Slash was downloaded 2,469,841 times in the past month, or nearly once a second over the past day.

Pretty-bytes

This is a 21-line snippet that converts an integer representing a number of bytes into a human-friendly string, eg: prettyBytes(1337) produces "1.34 kB". It is, again, copyright Sindre Sorhus.

var numberIsNan = require('number-is-nan');

module.exports = function (num) {
        if (typeof num !== 'number' || numberIsNan(num)) {
                throw new TypeError('Expected a number, got ' + typeof num);
        }

        var exponent;
        var unit;
        var neg = num < 0;
        var units = ['B', 'kB', 'MB', 'GB', 'TB', 'PB', 'EB', 'ZB', 'YB'];

        if (neg) {
                num = -num;
        }

        if (num < 1) {
                return (neg ? '-' : '') + num + ' B';
        }

        exponent = Math.min(Math.floor(Math.log(num) / Math.log(1000)), units.length - 1);
        num = Number((num / Math.pow(1000, exponent)).toFixed(2));
        unit = units[exponent];

        return (neg ? '-' : '') + num + ' ' + unit;
};

Pretty-bytes was downloaded 1,582,973 times in the past month, or 34 times a minute in the past day.

The isArray module was highlighted by David Haney, who last week pointedly asked: have we forgotten how to program?

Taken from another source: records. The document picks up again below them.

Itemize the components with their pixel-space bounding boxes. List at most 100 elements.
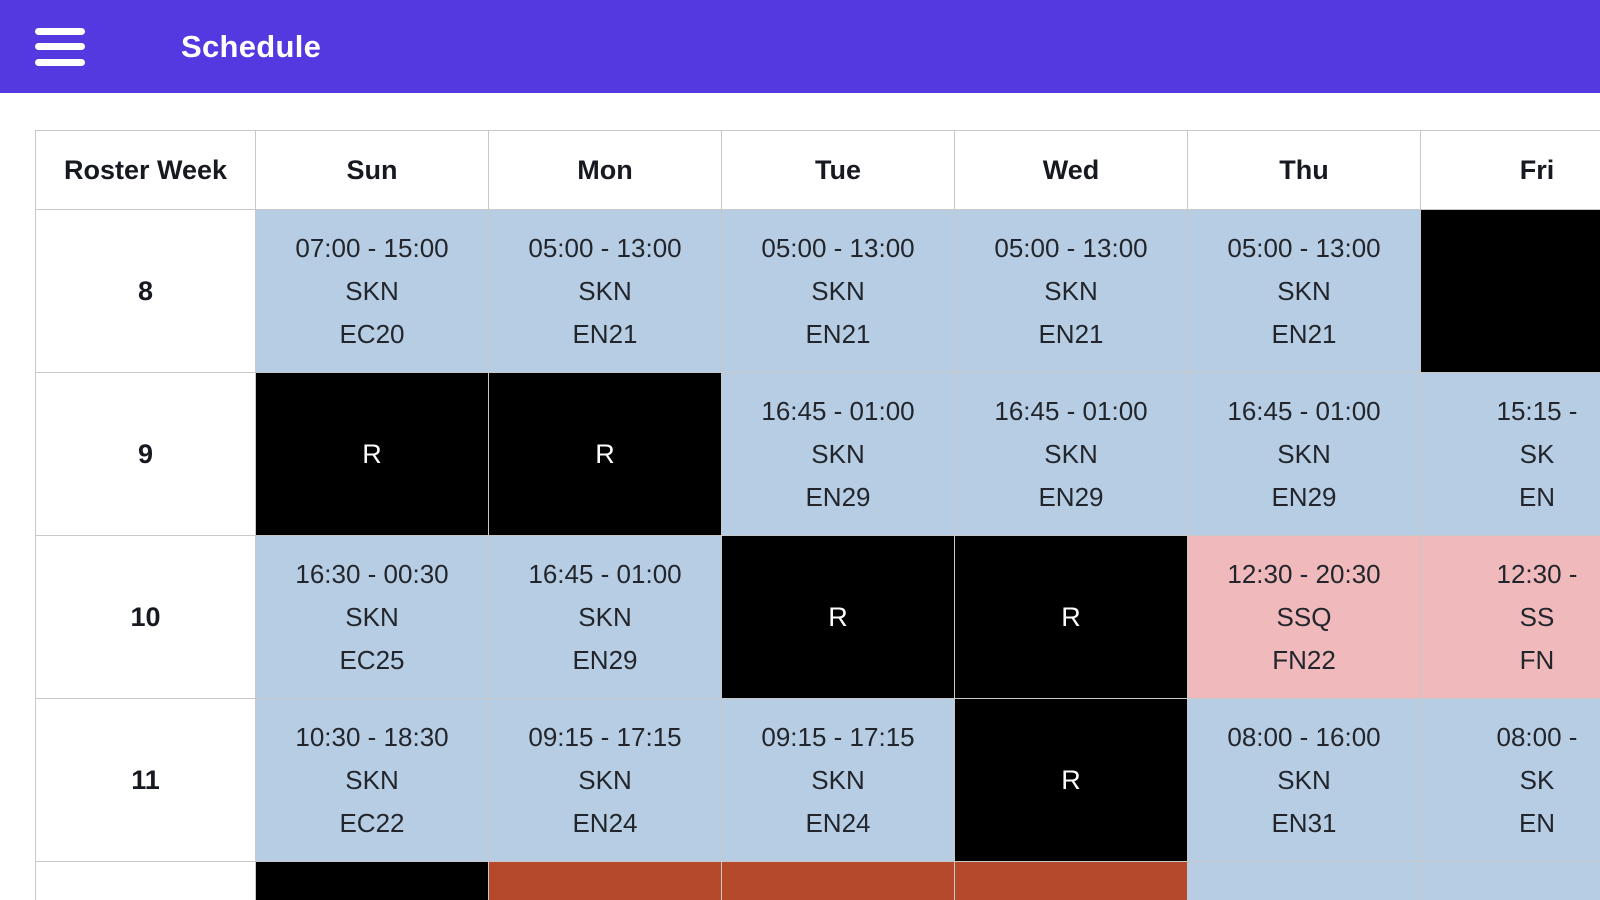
shift-cell[interactable]: 07:00 - 15:00 SKN EC20: [255, 209, 489, 373]
header-row: Roster Week Sun Mon Tue Wed Thu Fri: [35, 130, 1600, 210]
rest-day-cell[interactable]: [255, 861, 489, 900]
shift-time: 12:30 - 20:30: [1227, 558, 1381, 589]
shift-cell[interactable]: 05:00 - 13:00 SKN EN21: [954, 209, 1188, 373]
shift-code: SKN: [578, 275, 632, 306]
roster-row: [35, 861, 1600, 900]
shift-cell[interactable]: [954, 861, 1188, 900]
menu-button[interactable]: [35, 27, 85, 66]
shift-time: 07:00 - 15:00: [295, 232, 449, 263]
shift-time: 05:00 - 13:00: [994, 232, 1148, 263]
week-number-cell: 9: [35, 372, 256, 536]
shift-time: 05:00 - 13:00: [1227, 232, 1381, 263]
shift-time: 16:45 - 01:00: [528, 558, 682, 589]
shift-code: EN29: [805, 481, 871, 512]
column-header-sun: Sun: [255, 130, 489, 210]
column-header-tue: Tue: [721, 130, 955, 210]
shift-code: EN29: [1271, 481, 1337, 512]
rest-day-cell[interactable]: [1420, 209, 1600, 373]
shift-code: SK: [1519, 764, 1555, 795]
hamburger-bar: [35, 27, 85, 35]
shift-cell[interactable]: 05:00 - 13:00 SKN EN21: [488, 209, 722, 373]
shift-code: EN31: [1271, 807, 1337, 838]
shift-code: SKN: [1277, 275, 1331, 306]
shift-code: FN: [1519, 644, 1555, 675]
shift-cell[interactable]: 16:45 - 01:00 SKN EN29: [721, 372, 955, 536]
shift-code: SKN: [811, 275, 865, 306]
shift-code: EN21: [572, 318, 638, 349]
shift-time: 16:45 - 01:00: [1227, 395, 1381, 426]
shift-code: EN21: [1038, 318, 1104, 349]
shift-time: 12:30 -: [1496, 558, 1578, 589]
rest-day-cell[interactable]: R: [954, 535, 1188, 699]
shift-code: SKN: [345, 601, 399, 632]
shift-code: EN21: [1271, 318, 1337, 349]
schedule-content: Roster Week Sun Mon Tue Wed Thu Fri 8 07:00 - 1…: [0, 93, 1600, 900]
shift-code: EN21: [805, 318, 871, 349]
shift-code: SKN: [1044, 275, 1098, 306]
roster-row: 10 16:30 - 00:30 SKN EC25 16:45 - 01:00 SKN EN…: [35, 535, 1600, 699]
shift-time: 10:30 - 18:30: [295, 721, 449, 752]
shift-code: EC20: [339, 318, 405, 349]
shift-code: EN29: [572, 644, 638, 675]
shift-time: 08:00 -: [1496, 721, 1578, 752]
shift-time: 16:45 - 01:00: [994, 395, 1148, 426]
shift-code: SKN: [1277, 764, 1331, 795]
shift-code: EC25: [339, 644, 405, 675]
hamburger-icon: [35, 27, 85, 66]
shift-cell[interactable]: 16:45 - 01:00 SKN EN29: [954, 372, 1188, 536]
shift-cell[interactable]: [721, 861, 955, 900]
column-header-thu: Thu: [1187, 130, 1421, 210]
shift-cell[interactable]: 16:45 - 01:00 SKN EN29: [488, 535, 722, 699]
column-header-wed: Wed: [954, 130, 1188, 210]
shift-time: 05:00 - 13:00: [528, 232, 682, 263]
shift-code: SKN: [1277, 438, 1331, 469]
roster-table: Roster Week Sun Mon Tue Wed Thu Fri 8 07:00 - 1…: [35, 130, 1600, 900]
shift-time: 16:45 - 01:00: [761, 395, 915, 426]
shift-cell[interactable]: 05:00 - 13:00 SKN EN21: [721, 209, 955, 373]
rest-day-cell[interactable]: R: [954, 698, 1188, 862]
shift-cell[interactable]: 16:45 - 01:00 SKN EN29: [1187, 372, 1421, 536]
shift-cell[interactable]: [1187, 861, 1421, 900]
rest-day-cell[interactable]: R: [255, 372, 489, 536]
roster-row: 11 10:30 - 18:30 SKN EC22 09:15 - 17:15 SKN EN…: [35, 698, 1600, 862]
shift-cell[interactable]: 12:30 - 20:30 SSQ FN22: [1187, 535, 1421, 699]
rest-day-cell[interactable]: R: [721, 535, 955, 699]
shift-cell[interactable]: 12:30 - SS FN: [1420, 535, 1600, 699]
shift-cell[interactable]: 08:00 - SK EN: [1420, 698, 1600, 862]
week-number-cell: [35, 861, 256, 900]
shift-code: EC22: [339, 807, 405, 838]
shift-cell[interactable]: 09:15 - 17:15 SKN EN24: [488, 698, 722, 862]
shift-code: SS: [1519, 601, 1555, 632]
week-number-cell: 8: [35, 209, 256, 373]
app-bar: Schedule: [0, 0, 1600, 93]
shift-time: 09:15 - 17:15: [528, 721, 682, 752]
shift-cell[interactable]: 10:30 - 18:30 SKN EC22: [255, 698, 489, 862]
shift-cell[interactable]: [1420, 861, 1600, 900]
shift-cell[interactable]: 15:15 - SK EN: [1420, 372, 1600, 536]
shift-time: 08:00 - 16:00: [1227, 721, 1381, 752]
shift-code: SKN: [578, 764, 632, 795]
shift-cell[interactable]: 09:15 - 17:15 SKN EN24: [721, 698, 955, 862]
week-number-cell: 11: [35, 698, 256, 862]
shift-code: FN22: [1272, 644, 1336, 675]
shift-code: SKN: [811, 438, 865, 469]
shift-time: 09:15 - 17:15: [761, 721, 915, 752]
rest-day-cell[interactable]: R: [488, 372, 722, 536]
hamburger-bar: [35, 43, 85, 50]
shift-code: EN: [1518, 807, 1556, 838]
roster-row: 9 R R 16:45 - 01:00 SKN EN29 16:45 - 01:00 SKN E…: [35, 372, 1600, 536]
shift-cell[interactable]: [488, 861, 722, 900]
shift-code: EN24: [572, 807, 638, 838]
shift-code: SKN: [345, 764, 399, 795]
roster-table-head: Roster Week Sun Mon Tue Wed Thu Fri: [35, 130, 1600, 210]
column-header-roster-week: Roster Week: [35, 130, 256, 210]
shift-code: EN: [1518, 481, 1556, 512]
shift-cell[interactable]: 05:00 - 13:00 SKN EN21: [1187, 209, 1421, 373]
shift-cell[interactable]: 08:00 - 16:00 SKN EN31: [1187, 698, 1421, 862]
shift-code: SK: [1519, 438, 1555, 469]
shift-code: EN29: [1038, 481, 1104, 512]
week-number-cell: 10: [35, 535, 256, 699]
shift-time: 16:30 - 00:30: [295, 558, 449, 589]
schedule-table-viewport[interactable]: Roster Week Sun Mon Tue Wed Thu Fri 8 07:00 - 1…: [35, 130, 1600, 900]
shift-cell[interactable]: 16:30 - 00:30 SKN EC25: [255, 535, 489, 699]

Ironically, Haney is an engineering manager at Stack Overflow, a website that developers routinely scour for code to copy when they get stuck on a problem.

"I get the impression that the NPM ecosystem participants have created a fetish for micro-packages," Haney noted. "Rather than write any functions or code, it seems that they prefer to depend on something that someone else has written ... In my opinion, if you cannot write a left-pad, is-positive-integer, or isArray function in five minutes flat (including the time you spend Googling), then you don’t actually know how to code.

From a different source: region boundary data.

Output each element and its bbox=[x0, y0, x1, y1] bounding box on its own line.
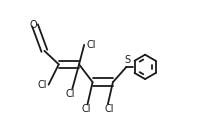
Text: Cl: Cl bbox=[86, 39, 96, 50]
Text: Cl: Cl bbox=[105, 104, 114, 114]
Text: Cl: Cl bbox=[66, 89, 75, 99]
Text: Cl: Cl bbox=[81, 104, 91, 114]
Text: S: S bbox=[125, 55, 131, 65]
Text: O: O bbox=[29, 20, 37, 30]
Text: Cl: Cl bbox=[37, 80, 47, 90]
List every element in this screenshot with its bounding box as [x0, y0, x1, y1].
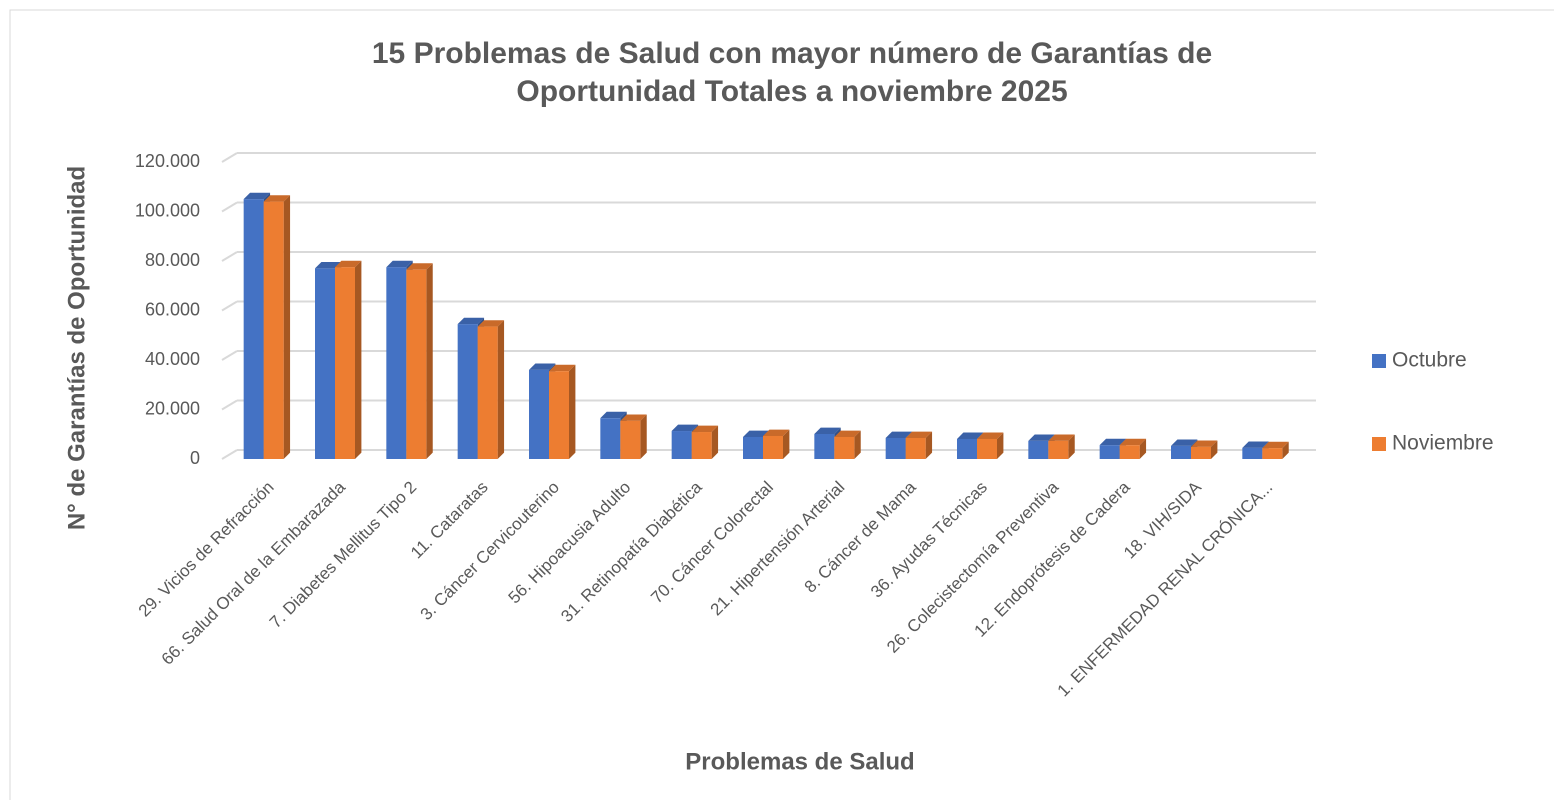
y-axis-label: N° de Garantías de Oportunidad — [63, 166, 90, 530]
legend-swatch — [1372, 437, 1386, 451]
bar — [600, 418, 621, 459]
bar-side — [854, 430, 861, 459]
bar — [905, 437, 926, 459]
bar-side — [497, 320, 505, 459]
bar — [1171, 445, 1191, 459]
bar — [763, 435, 783, 459]
legend-swatch — [1372, 354, 1386, 368]
bar-side — [783, 429, 790, 459]
bar — [1119, 445, 1140, 459]
y-tick-label: 40.000 — [145, 349, 200, 369]
bar-top — [263, 195, 291, 202]
y-tick-label: 20.000 — [145, 398, 200, 418]
bar — [1242, 447, 1263, 459]
bar-side — [1282, 441, 1289, 459]
bar-top — [386, 260, 413, 268]
bar-top — [885, 431, 913, 438]
grid-line-depth — [221, 201, 238, 213]
chart-title: Oportunidad Totales a noviembre 2025 — [516, 75, 1067, 108]
bar — [386, 267, 407, 459]
bar — [957, 438, 977, 459]
bar-top — [529, 363, 556, 370]
bar-top — [477, 320, 505, 327]
grid-line-depth — [221, 251, 238, 262]
grid-line-depth — [221, 300, 238, 312]
bar — [671, 431, 692, 459]
bar-side — [569, 364, 576, 459]
bar-top — [1242, 441, 1269, 448]
chart-border — [9, 9, 1554, 800]
y-tick-label: 0 — [190, 448, 200, 468]
bar-top — [834, 430, 861, 437]
bar-top — [406, 263, 433, 270]
bar-top — [1099, 438, 1127, 446]
bar-side — [426, 263, 433, 459]
grid-line-depth — [221, 152, 238, 163]
bar — [263, 201, 284, 459]
bar-top — [1119, 438, 1147, 446]
bar — [885, 437, 906, 459]
chart-title: 15 Problemas de Salud con mayor número d… — [372, 37, 1212, 70]
bar-top — [1048, 434, 1075, 441]
y-tick-label: 80.000 — [145, 250, 200, 270]
bar-top — [763, 429, 790, 436]
bar-top — [1262, 441, 1289, 449]
bar — [1099, 445, 1120, 459]
bar-top — [957, 432, 984, 439]
bar — [477, 326, 498, 459]
bar-top — [814, 427, 841, 435]
bar-top — [457, 317, 485, 325]
bar — [549, 371, 569, 459]
bar-side — [283, 195, 291, 459]
y-tick-label: 60.000 — [145, 299, 200, 319]
bar — [315, 268, 335, 459]
bar-top — [977, 432, 1004, 439]
legend-label: Octubre — [1392, 349, 1467, 372]
grid-line-depth — [221, 399, 238, 411]
legend-label: Noviembre — [1392, 432, 1494, 455]
bar-top — [743, 430, 770, 437]
bar — [457, 324, 478, 459]
bar — [814, 434, 835, 459]
bar-side — [997, 432, 1004, 459]
bar-top — [691, 425, 719, 433]
bar — [834, 436, 855, 459]
bar-top — [315, 262, 342, 269]
bar — [335, 267, 355, 459]
bar-top — [671, 424, 699, 432]
bar-side — [1139, 438, 1147, 459]
bar-top — [620, 414, 647, 421]
bar — [1048, 440, 1069, 459]
bar — [620, 420, 641, 459]
bar-top — [905, 431, 933, 438]
bar-side — [1211, 440, 1218, 459]
bar — [977, 438, 997, 459]
bar-top — [335, 260, 362, 268]
bar — [529, 369, 549, 459]
bar — [1191, 446, 1211, 459]
grid-line-depth — [221, 449, 238, 460]
bar-top — [549, 364, 576, 372]
bar — [406, 269, 427, 459]
bar — [691, 432, 712, 459]
bar-side — [711, 425, 719, 459]
bar — [243, 199, 264, 459]
bar-side — [640, 414, 647, 459]
bar-side — [355, 260, 362, 459]
bar-top — [1028, 434, 1055, 441]
bar-top — [1171, 439, 1198, 446]
x-axis-label: Problemas de Salud — [685, 748, 914, 775]
bar — [1262, 448, 1283, 459]
bar-side — [925, 431, 933, 459]
bar-top — [1191, 440, 1218, 447]
y-tick-label: 120.000 — [135, 151, 200, 171]
grid-line-depth — [221, 350, 238, 361]
bar — [743, 436, 763, 459]
bar — [1028, 440, 1049, 459]
bar-top — [600, 411, 627, 419]
y-tick-label: 100.000 — [135, 200, 200, 220]
bar-side — [1068, 434, 1075, 459]
bar-top — [243, 192, 271, 200]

"Take on a dependency for any complex functionality that would take a lot of time, money, and/or debugging to write yourself. But, for the love of all that is programming, write your own bloody basic programming functions. Taking on dependencies for these one-liners is just nuts."

Haney has a point. The stability of many projects unnecessarily relies on lots of teeny-tiny functions masquerading as packages. Pretty-bytes is pretty useful, but it can be written in five minutes. The same goes for Slash and isArray. Yes, code reuse is a virtue, but dependency addiction is a sin.

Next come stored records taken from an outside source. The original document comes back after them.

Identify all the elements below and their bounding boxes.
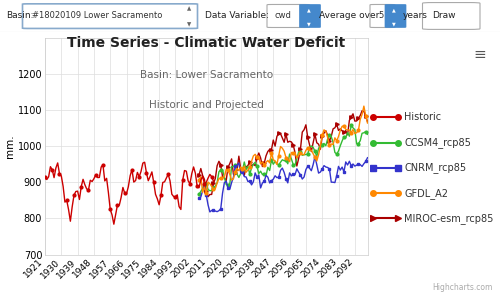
Text: Basin:: Basin:	[6, 11, 34, 20]
Text: years: years	[403, 11, 428, 20]
Text: cwd: cwd	[274, 11, 291, 20]
FancyBboxPatch shape	[300, 4, 320, 28]
FancyBboxPatch shape	[422, 3, 480, 29]
Text: Highcharts.com: Highcharts.com	[432, 283, 492, 292]
Text: #18020109 Lower Sacramento: #18020109 Lower Sacramento	[32, 11, 163, 20]
Text: Draw: Draw	[432, 11, 456, 20]
Text: Basin: Lower Sacramento: Basin: Lower Sacramento	[140, 70, 273, 81]
Text: Data Variable:: Data Variable:	[205, 11, 269, 20]
Text: ▲: ▲	[186, 7, 191, 12]
FancyBboxPatch shape	[267, 4, 310, 28]
Text: Average over:: Average over:	[319, 11, 382, 20]
Text: ▲: ▲	[306, 7, 310, 12]
FancyBboxPatch shape	[370, 4, 395, 28]
Text: Historic: Historic	[404, 112, 442, 122]
Text: ▲: ▲	[392, 7, 396, 12]
Text: Historic and Projected: Historic and Projected	[149, 100, 264, 110]
Text: MIROC-esm_rcp85: MIROC-esm_rcp85	[404, 213, 494, 224]
Text: ▼: ▼	[392, 22, 396, 26]
Y-axis label: mm.: mm.	[5, 134, 15, 158]
Text: CNRM_rcp85: CNRM_rcp85	[404, 163, 466, 173]
Text: Time Series - Climatic Water Deficit: Time Series - Climatic Water Deficit	[67, 36, 345, 50]
FancyBboxPatch shape	[22, 4, 198, 28]
Text: ▼: ▼	[186, 22, 191, 28]
Text: ▼: ▼	[306, 22, 310, 26]
Text: ≡: ≡	[474, 47, 486, 62]
Text: CCSM4_rcp85: CCSM4_rcp85	[404, 137, 471, 148]
Text: GFDL_A2: GFDL_A2	[404, 188, 448, 199]
FancyBboxPatch shape	[385, 4, 406, 28]
Text: 5: 5	[378, 11, 384, 20]
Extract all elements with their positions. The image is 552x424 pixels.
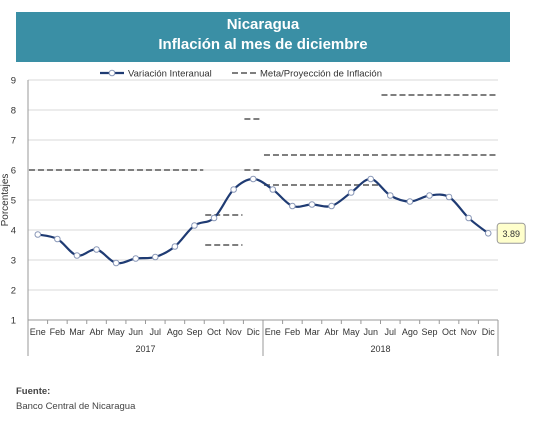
data-point — [191, 222, 198, 229]
x-tick-label: Oct — [442, 327, 457, 337]
x-tick-label: Oct — [207, 327, 222, 337]
data-point — [308, 201, 316, 208]
x-tick-label: Ene — [265, 327, 281, 337]
data-point — [367, 175, 375, 183]
y-tick-label: 4 — [11, 226, 16, 237]
x-tick-label: Feb — [285, 327, 301, 337]
data-point — [93, 246, 100, 253]
data-point — [406, 198, 414, 205]
data-point — [210, 214, 218, 222]
legend-series-label: Variación Interanual — [128, 69, 212, 80]
data-point — [73, 252, 81, 259]
chart-title-country: Nicaragua — [226, 16, 300, 33]
data-point — [328, 202, 335, 210]
legend-target-label: Meta/Proyección de Inflación — [260, 69, 382, 80]
y-tick-label: 7 — [11, 136, 16, 147]
x-tick-label: May — [343, 327, 361, 337]
x-tick-label: Ago — [167, 327, 183, 337]
y-tick-label: 6 — [11, 166, 16, 177]
source-label: Fuente: — [16, 386, 51, 397]
last-value-label: 3.89 — [502, 229, 520, 239]
data-point — [132, 255, 140, 262]
x-tick-label: Jul — [385, 327, 397, 337]
x-tick-label: May — [108, 327, 126, 337]
x-tick-label: Ene — [30, 327, 46, 337]
title-banner: Nicaragua Inflación al mes de diciembre — [16, 12, 510, 62]
data-point — [230, 186, 237, 193]
x-tick-label: Jul — [150, 327, 162, 337]
x-tick-label: Nov — [461, 327, 478, 337]
data-point — [269, 186, 277, 193]
x-tick-label: Sep — [421, 327, 437, 337]
x-tick-label: Dic — [247, 327, 260, 337]
source-text: Banco Central de Nicaragua — [16, 401, 136, 412]
data-point — [445, 193, 453, 201]
x-tick-label: Ago — [402, 327, 418, 337]
data-point — [34, 231, 42, 238]
data-point — [484, 230, 492, 237]
x-tick-label: Mar — [69, 327, 85, 337]
y-tick-label: 3 — [11, 256, 16, 267]
data-point — [426, 192, 433, 199]
y-tick-label: 5 — [11, 196, 16, 207]
data-point — [289, 202, 296, 210]
group-label: 2017 — [135, 344, 155, 354]
data-point — [465, 214, 472, 222]
data-point — [54, 235, 61, 243]
x-tick-label: Dic — [482, 327, 495, 337]
series-line — [37, 177, 489, 265]
data-point — [151, 253, 159, 261]
x-tick-label: Sep — [186, 327, 202, 337]
x-tick-label: Jun — [128, 327, 143, 337]
x-tick-label: Nov — [226, 327, 243, 337]
y-tick-label: 2 — [11, 286, 16, 297]
last-value-box — [496, 222, 526, 244]
data-point — [386, 192, 394, 199]
data-point — [171, 243, 179, 250]
x-tick-label: Feb — [50, 327, 66, 337]
y-tick-label: 9 — [11, 76, 16, 87]
data-point — [347, 189, 355, 196]
x-tick-label: Abr — [325, 327, 339, 337]
x-tick-label: Mar — [304, 327, 320, 337]
x-tick-label: Abr — [90, 327, 104, 337]
group-label: 2018 — [370, 344, 390, 354]
chart-title-subtitle: Inflación al mes de diciembre — [158, 36, 368, 53]
legend-series-marker — [108, 69, 116, 77]
y-tick-label: 1 — [11, 316, 16, 327]
source-note: Fuente: Banco Central de Nicaragua — [16, 386, 135, 412]
x-tick-label: Jun — [363, 327, 378, 337]
y-axis-label: Porcentajes — [0, 174, 11, 227]
data-point — [112, 259, 120, 267]
data-point — [249, 175, 257, 183]
y-tick-label: 8 — [11, 106, 16, 117]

If the real problem is a hyper-fractured, super-lazy ecosystem, then perhaps NPM's new hardline policy on unpublishing modules will bake in some glue. In a roundabout way, it will form a standard library the JS world needs.

We just hope its support team can cope with the extra handholding it will need to do. And perhaps some programmers will take an extra couple of minutes to write a simple function rather than import yet another module. ®

PS: NPM's tools suffered from a security flaw that was fixed over the weekend. It allowed a malicious package to execute a script during installation to include itself in a new package that it then published to the registry, and to other packages owned by that user – a worm-like module was possible, in other words.